November 25, 2009 8:14 by Abdul Karim
Fizzle and sizzle
With luxury mobile phones, though, the news is mixed. Motorola for one has cancelled the launch of their Ivory E18 device, tentatively priced at $3,000. Last year, Bang & Olufsen shut their mobile phone business to trim costs.
On the other hand, players like Samsung and Sony Ericsson are going full steam ahead on their designer phones. Earlier this year, Samsung teamed up with Italian designer Giorgio Armani to launch a new Armani-designed smartphone. In August, Sony Ericsson announced their Dolce & Gabbana fashionista phone named Jalou (envy), which is shorter than a lipstick and sports a built-in mirror. And S.T. DuPont has teamed up with Pantech to launch their own designer phones, while LG will follow up with more phones made in collaboration with Prada. Most of these luxury devices sell in the $1,000 range. Not to be daunted, uber-premium mobile phone maker Vertu is pressing ahead with its 2009 range.

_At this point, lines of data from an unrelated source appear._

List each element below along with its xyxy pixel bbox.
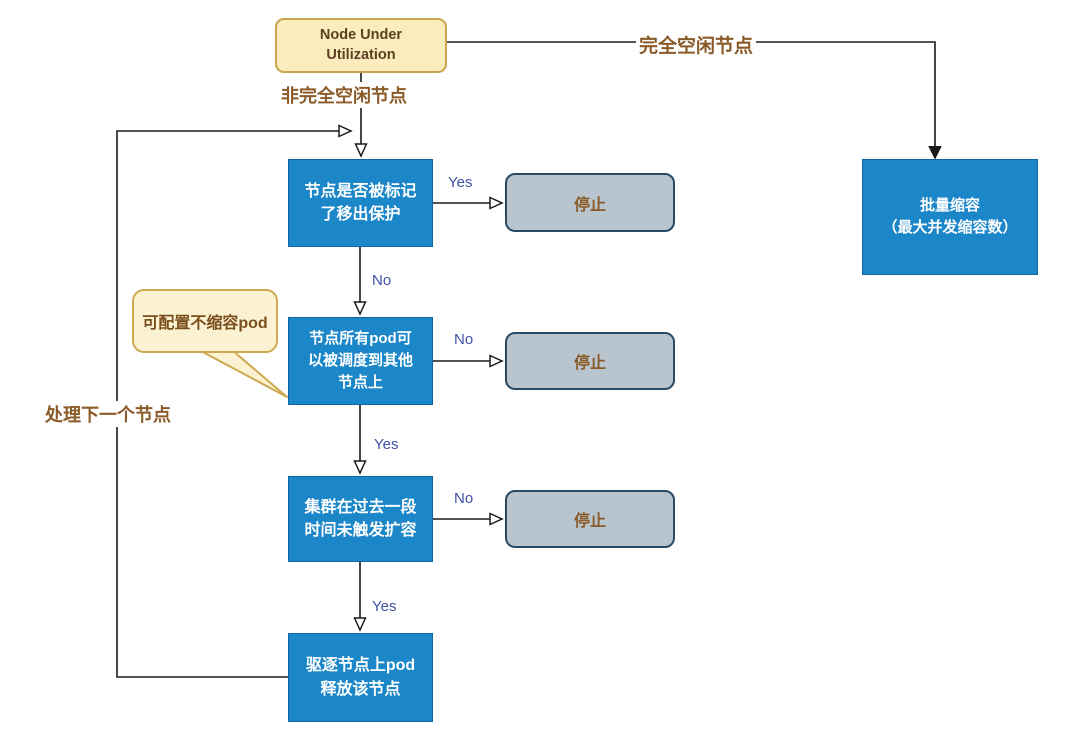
edge-label-process-next-node: 处理下一个节点 [42, 401, 174, 427]
edge-label-fully-idle: 完全空闲节点 [636, 31, 757, 58]
decision-pods-schedulable: 节点所有pod可 以被调度到其他 节点上 [288, 317, 433, 405]
edge-label-no-2: No [452, 331, 476, 348]
terminal-stop-2: 停止 [505, 332, 675, 390]
edge-label-no-1: No [370, 272, 394, 289]
terminal-stop-1: 停止 [505, 173, 675, 232]
edge-start-to-batch [447, 41, 935, 158]
decision-no-recent-scale-up: 集群在过去一段 时间未触发扩容 [288, 476, 433, 562]
callout-tail [198, 349, 288, 398]
process-batch-scale-in: 批量缩容 （最大并发缩容数） [862, 159, 1038, 275]
callout-configurable-no-scale-in-pod: 可配置不缩容pod [132, 289, 278, 353]
start-node-under-utilization: Node Under Utilization [275, 18, 447, 73]
process-evict-release-node: 驱逐节点上pod 释放该节点 [288, 633, 433, 722]
edge-label-no-3: No [452, 490, 476, 507]
terminal-stop-3: 停止 [505, 490, 675, 548]
edge-label-yes-1: Yes [446, 174, 475, 191]
edge-label-yes-3: Yes [370, 598, 399, 615]
edge-label-not-fully-idle: 非完全空闲节点 [278, 82, 410, 108]
edge-label-yes-2: Yes [372, 436, 401, 453]
decision-eviction-protection: 节点是否被标记 了移出保护 [288, 159, 433, 247]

So, what’s really happening?
Some are going north while others are heading south. According to Frank Nuovo, VP and chief of design at Vertu, “the concept is the same as a fine watch or a fabulous car. To be a true luxury product, you have to look at making something that doesn’t have an 18-month shelf life.”
The way he sees it, a mere $2,000 phone is not “true” luxury. “If… something is made extraordinarily well there will always be a group interested in it.” And that is apparently what’s driving Vertu.